The detection of a condition that would not go on to cause symptoms or death, is referred to overdiagnosis.

A side effect of screening for early forms of disease.

Although screening saves lives in some cases, it may turn people into patients unnecessarily and may lead to treatments that do no good and perhaps do harm.

For a large percentage of incidental findings, the most appropriate medical response is to recognize them as something that does not require intervention.

Overdiagnosis occurs when a disease is diagnosed correctly, but the diagnosis is irrelevant.

With aggressive testing, the yield of useful information increases only slightly and some diagnostic test generate the detection of mostly incidental findings with the frequency proportional to the excess of testing performed.

A correct diagnosis may be irrelevant because treatment for the disease is not available, not needed, or not wanted.

Most people who are diagnosed are also treated, it is difficult to assess whether overdiagnosis has occurred.

Overdiagnosis cannot be determined during life.

Overdiagnosis is only certain when an individual remains untreated, never develops symptoms of the disease and dies of something else.

Rapidly rising rates of testing and disease diagnosis in the setting of stable rates of the feared outcome of the disease are highly suggestive of overdiagnosis.

A persistent excess of detected disease in screening tested group years after a trial is completed constitutes the best evidence that overdiagnosis has occurred.

The central harm of cancer screening is overdiagnosis, with detection of abnormalities that meet the pathologic definition of cancer but will never progress to cause symptoms or death during a patient’s lifetime.

Cancer screening tends to disproportionately detect slow-growing cancers and disproportionately miss the fast-growing cancers, the very cancers we would most like to catch.

But some pre-clinical cancers will not progress to cause problems for patients, and if screening detects these cancers, overdiagnosis has occurred.

Cancer screening is most useful in detecting slowly progressing cancers but can cause overdiagnosis if very slow or non-progressive cancers are detected.

If a cancer grows slowly enough, then patients will die of some other cause before the cancer gets big enough to produce symptoms:

prostate cancer in older men serves as the most prominent clinical example.

Non-progressive cancer never causes problems because it is not growing at all, and is associated with overdiagnosis.

Non-progressive cancers or very slow growing cancers are collectively referred to as pseudodisease.

Cancer overdiagnosis occurs when the criteria for cancer fulfills pathologic criteria, but does not go on to cause symptoms or death or the cancer progresses so slow.y  a patient dies of other causes prior to developing symptoms.

Cancer the diagnosis can be associated with both earlier detection and detection of slower growing tumors, over diagnosis can lead to perceived improvement in survival.

Aother definition of overdiagnosis is simply the detection of pseudodisease.

The phenomenon of overdiagnosis is most widely understood in prostate cancer.

Overdiagnosis also. has been identified in mammographic screening for breast cancer, at a 10% rate.

In other opinions, one-quarter of mammographically detected breast cancers may represent overdiagnosis.

Overdiagnosis has also been identified in chest x-ray screening for lung cancer, suggesting that 20-40% of lung cancers detected by conventional x-ray screening represent overdiagnosis.

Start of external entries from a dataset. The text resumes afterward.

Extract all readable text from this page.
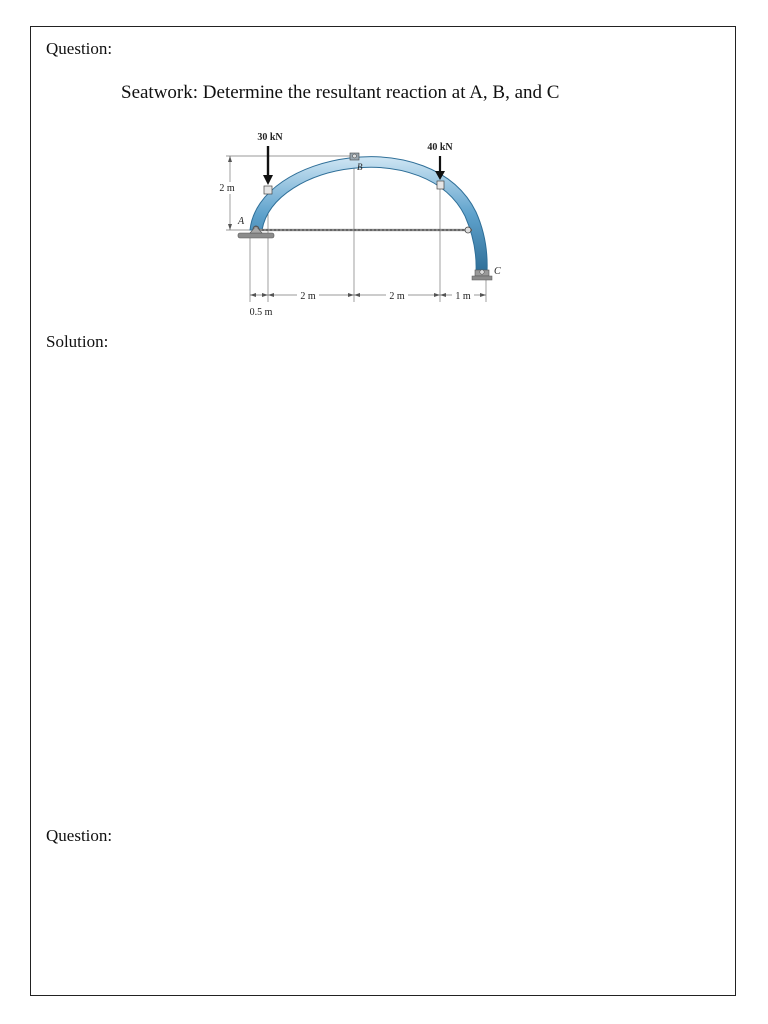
Question:
Seatwork: Determine the resultant reaction at A, B, and C
30 kN
40 kN
A
B
C
2 m
2 m	2 m	1 m
0.5 m
Solution:
Question:
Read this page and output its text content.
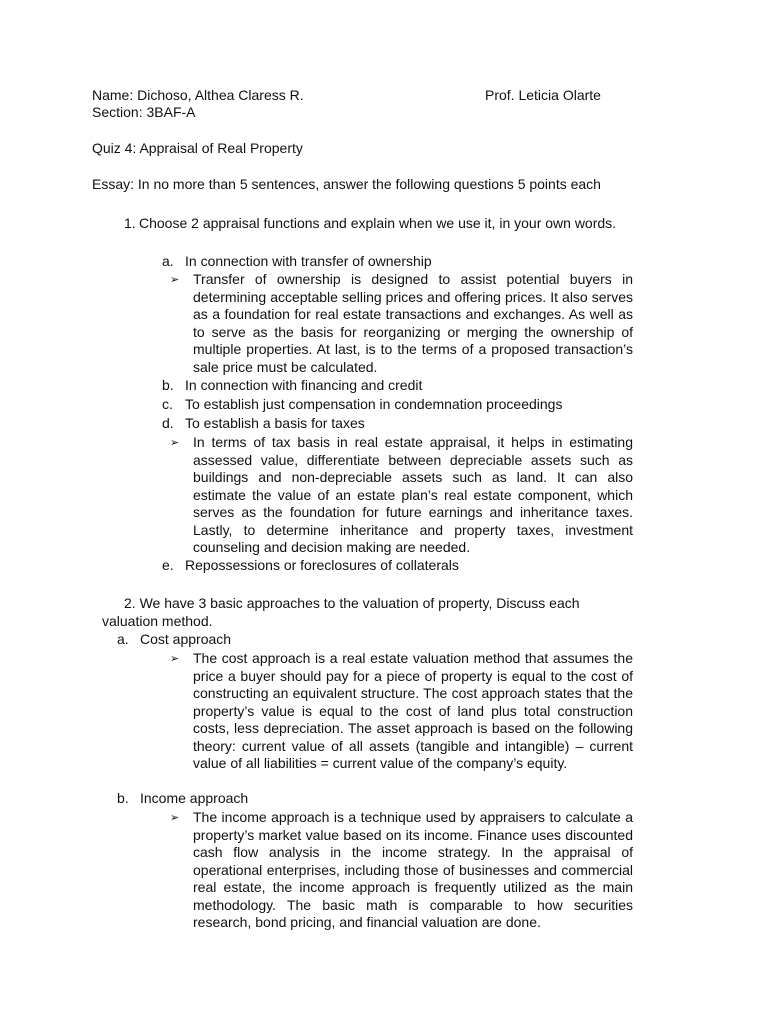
Name: Dichoso, Althea Claress R.	Prof. Leticia Olarte
Section: 3BAF-A
Quiz 4: Appraisal of Real Property
Essay: In no more than 5 sentences, answer the following questions 5 points each
1. Choose 2 appraisal functions and explain when we use it, in your own words.
a. In connection with transfer of ownership
➢ Transfer of ownership is designed to assist potential buyers in determining acceptable selling prices and offering prices. It also serves as a foundation for real estate transactions and exchanges. As well as to serve as the basis for reorganizing or merging the ownership of multiple properties. At last, is to the terms of a proposed transaction’s sale price must be calculated.
b. In connection with financing and credit
c. To establish just compensation in condemnation proceedings
d. To establish a basis for taxes
➢ In terms of tax basis in real estate appraisal, it helps in estimating assessed value, differentiate between depreciable assets such as buildings and non-depreciable assets such as land. It can also estimate the value of an estate plan’s real estate component, which serves as the foundation for future earnings and inheritance taxes. Lastly, to determine inheritance and property taxes, investment counseling and decision making are needed.
e. Repossessions or foreclosures of collaterals
2. We have 3 basic approaches to the valuation of property, Discuss each
valuation method.
a. Cost approach
➢ The cost approach is a real estate valuation method that assumes the price a buyer should pay for a piece of property is equal to the cost of constructing an equivalent structure. The cost approach states that the property’s value is equal to the cost of land plus total construction costs, less depreciation. The asset approach is based on the following theory: current value of all assets (tangible and intangible) – current value of all liabilities = current value of the company’s equity.
b. Income approach
➢ The income approach is a technique used by appraisers to calculate a property’s market value based on its income. Finance uses discounted cash flow analysis in the income strategy. In the appraisal of operational enterprises, including those of businesses and commercial real estate, the income approach is frequently utilized as the main methodology. The basic math is comparable to how securities research, bond pricing, and financial valuation are done.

Evidence suggests overdiagnosis is much greater for lung cancer screening using spiral-CT scans.

Overdiagnosis has also been associated with early detection of neuroblastoma, melanoma, and thyroid cancer.

There has been a tendency for dermatologists to refer biopsy specimens to their own pathology laboratories and that approximately a third of the dermatologist self refer which is associated with an increase volume of biopsies.

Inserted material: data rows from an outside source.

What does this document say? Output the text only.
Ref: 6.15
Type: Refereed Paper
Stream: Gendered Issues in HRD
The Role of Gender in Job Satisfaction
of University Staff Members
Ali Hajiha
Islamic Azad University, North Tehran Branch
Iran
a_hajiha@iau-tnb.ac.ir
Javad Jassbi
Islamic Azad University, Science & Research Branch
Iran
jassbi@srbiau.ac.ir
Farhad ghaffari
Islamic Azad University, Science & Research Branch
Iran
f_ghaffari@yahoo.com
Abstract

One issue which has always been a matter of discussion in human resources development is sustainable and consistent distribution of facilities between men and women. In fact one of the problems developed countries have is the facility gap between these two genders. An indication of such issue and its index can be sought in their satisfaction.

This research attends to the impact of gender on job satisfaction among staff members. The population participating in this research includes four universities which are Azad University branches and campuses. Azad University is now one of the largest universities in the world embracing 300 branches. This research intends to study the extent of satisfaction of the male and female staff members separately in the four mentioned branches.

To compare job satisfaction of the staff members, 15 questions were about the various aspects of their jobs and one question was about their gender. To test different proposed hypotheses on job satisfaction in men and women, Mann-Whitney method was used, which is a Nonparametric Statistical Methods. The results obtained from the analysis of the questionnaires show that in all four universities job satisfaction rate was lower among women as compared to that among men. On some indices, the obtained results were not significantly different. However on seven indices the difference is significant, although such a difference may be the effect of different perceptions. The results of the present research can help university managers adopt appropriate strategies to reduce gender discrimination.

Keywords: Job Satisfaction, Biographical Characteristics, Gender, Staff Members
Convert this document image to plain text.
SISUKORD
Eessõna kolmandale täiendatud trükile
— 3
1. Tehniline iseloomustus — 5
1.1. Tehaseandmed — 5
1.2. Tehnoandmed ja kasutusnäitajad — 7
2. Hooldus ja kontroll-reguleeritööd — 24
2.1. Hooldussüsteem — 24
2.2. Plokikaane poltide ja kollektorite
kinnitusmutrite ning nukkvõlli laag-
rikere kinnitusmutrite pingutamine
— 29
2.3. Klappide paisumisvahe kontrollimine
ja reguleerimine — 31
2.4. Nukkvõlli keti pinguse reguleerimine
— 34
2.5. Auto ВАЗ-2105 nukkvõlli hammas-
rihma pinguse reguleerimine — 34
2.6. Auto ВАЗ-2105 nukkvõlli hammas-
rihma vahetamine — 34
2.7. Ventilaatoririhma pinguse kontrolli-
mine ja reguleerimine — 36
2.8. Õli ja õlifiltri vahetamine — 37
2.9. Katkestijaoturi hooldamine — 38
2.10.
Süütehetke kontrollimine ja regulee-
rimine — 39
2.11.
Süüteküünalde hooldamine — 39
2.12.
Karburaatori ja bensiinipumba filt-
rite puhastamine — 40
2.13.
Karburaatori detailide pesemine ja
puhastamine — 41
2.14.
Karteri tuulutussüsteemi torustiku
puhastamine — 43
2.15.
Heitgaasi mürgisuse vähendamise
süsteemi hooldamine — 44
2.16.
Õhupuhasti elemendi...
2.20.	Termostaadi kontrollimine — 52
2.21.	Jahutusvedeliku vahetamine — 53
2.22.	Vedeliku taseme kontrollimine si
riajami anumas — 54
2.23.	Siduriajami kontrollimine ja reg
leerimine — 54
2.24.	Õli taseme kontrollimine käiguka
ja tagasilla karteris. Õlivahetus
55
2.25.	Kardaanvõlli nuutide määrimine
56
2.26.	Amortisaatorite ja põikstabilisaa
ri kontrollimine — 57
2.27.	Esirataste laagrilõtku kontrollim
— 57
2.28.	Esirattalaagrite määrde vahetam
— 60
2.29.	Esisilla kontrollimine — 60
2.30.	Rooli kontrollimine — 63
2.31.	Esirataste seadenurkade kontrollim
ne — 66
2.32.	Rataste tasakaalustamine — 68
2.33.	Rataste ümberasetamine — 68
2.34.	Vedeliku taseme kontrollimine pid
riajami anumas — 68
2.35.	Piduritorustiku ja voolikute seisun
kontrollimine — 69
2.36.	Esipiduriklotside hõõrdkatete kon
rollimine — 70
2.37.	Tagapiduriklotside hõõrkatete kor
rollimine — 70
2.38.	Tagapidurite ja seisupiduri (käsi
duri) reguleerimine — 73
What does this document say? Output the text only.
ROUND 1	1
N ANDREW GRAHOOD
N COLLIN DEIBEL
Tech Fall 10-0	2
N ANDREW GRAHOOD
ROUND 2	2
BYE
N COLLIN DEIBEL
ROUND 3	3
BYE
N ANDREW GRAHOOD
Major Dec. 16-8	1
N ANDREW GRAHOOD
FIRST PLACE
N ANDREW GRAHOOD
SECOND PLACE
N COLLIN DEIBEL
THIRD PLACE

Physical effects of unnecessary diagnosis and treatment include: All medical interventions that have side effects, psychological effects, and economic burden.

Overdiagnosis is often confused with the term false positive test.

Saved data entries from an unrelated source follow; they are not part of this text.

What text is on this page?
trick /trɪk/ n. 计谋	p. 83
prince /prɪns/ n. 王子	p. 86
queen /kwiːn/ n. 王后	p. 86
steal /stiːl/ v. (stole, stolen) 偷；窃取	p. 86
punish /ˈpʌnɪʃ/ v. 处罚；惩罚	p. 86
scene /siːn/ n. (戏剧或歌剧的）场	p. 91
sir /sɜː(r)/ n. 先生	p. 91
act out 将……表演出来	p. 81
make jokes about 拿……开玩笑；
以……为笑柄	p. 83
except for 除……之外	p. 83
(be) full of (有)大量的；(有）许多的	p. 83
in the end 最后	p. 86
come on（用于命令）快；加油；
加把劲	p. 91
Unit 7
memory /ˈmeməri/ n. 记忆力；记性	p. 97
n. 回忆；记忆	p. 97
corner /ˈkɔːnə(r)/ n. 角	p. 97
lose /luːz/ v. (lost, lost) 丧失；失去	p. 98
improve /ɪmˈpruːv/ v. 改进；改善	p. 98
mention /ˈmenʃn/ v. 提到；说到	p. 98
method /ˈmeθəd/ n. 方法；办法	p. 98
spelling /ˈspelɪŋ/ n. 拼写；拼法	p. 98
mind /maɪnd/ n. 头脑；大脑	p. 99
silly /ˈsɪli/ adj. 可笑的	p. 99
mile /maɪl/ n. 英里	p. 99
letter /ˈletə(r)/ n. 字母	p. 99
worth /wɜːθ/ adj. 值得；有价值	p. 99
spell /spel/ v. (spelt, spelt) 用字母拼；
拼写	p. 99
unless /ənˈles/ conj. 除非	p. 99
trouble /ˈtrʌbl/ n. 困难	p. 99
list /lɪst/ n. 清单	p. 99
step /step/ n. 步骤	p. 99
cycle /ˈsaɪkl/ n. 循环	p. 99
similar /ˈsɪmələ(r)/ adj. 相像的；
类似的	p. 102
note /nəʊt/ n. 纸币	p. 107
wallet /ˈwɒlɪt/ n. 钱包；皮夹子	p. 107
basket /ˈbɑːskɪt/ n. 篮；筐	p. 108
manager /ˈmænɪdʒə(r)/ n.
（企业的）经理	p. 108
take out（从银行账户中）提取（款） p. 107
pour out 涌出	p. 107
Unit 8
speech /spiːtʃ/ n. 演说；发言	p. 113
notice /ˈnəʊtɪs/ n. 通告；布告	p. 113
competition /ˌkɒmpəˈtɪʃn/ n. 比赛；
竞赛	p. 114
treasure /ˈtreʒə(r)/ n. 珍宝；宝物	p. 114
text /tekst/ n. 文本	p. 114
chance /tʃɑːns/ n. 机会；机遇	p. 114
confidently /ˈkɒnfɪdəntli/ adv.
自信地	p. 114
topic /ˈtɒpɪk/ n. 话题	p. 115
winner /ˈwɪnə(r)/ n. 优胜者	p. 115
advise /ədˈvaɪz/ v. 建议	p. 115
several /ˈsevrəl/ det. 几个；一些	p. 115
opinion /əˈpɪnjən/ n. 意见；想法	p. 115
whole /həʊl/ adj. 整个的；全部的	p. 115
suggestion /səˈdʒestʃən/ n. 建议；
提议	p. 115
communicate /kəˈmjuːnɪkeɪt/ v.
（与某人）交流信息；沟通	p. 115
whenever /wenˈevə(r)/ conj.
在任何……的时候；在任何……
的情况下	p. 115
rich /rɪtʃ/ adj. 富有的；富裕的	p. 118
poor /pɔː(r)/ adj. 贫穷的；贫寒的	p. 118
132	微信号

False positive test result refers to a test that suggests the presence of disease, but is ultimately proved to be in error.

Patients with false positive test results are told they don’t have disease and are not treated.

Overdiagnosed patients are told they have disease and generally receive treatment.

Misdiagnosed patients do not have the condition at all, or have a totally different condition, but are treated anyway.

Misdiagnosis can result in failure to provide treatment for the patient’s actual condition, causing preventable suffering or even death.

Treatment costs for unnecessary treatment, and in cases of a different condition, failure to treat the correct condition may result in more expensive complications and more missed work days, or even permanent disability.

Overdiagnosis contributes disproportionately to early diagnosis of lethal conditions, has the effect of inflating survival statistics.

The more overdiagnosis, the better survival appears, encouraging the more testing is encouraged, leading to more overdiagnosis.

Overdiagnosis can inflate survival rates without any actual health benefits.

Patients of physicians who own imaging equipment generally receive more non-recommended imaging(Lipitor-Snyderman).

Asymptomatic bactiuria is  a missed diagnosis for urinary tract infection, and exemplifies over diagnosis.
Physicians often overdiagnose pharyngitis as being bacterial in origin, leading to overtesting and/or overtreating: 60-70% of ambulatory outpatient visits for a sore throat and with an antibiotic prescription.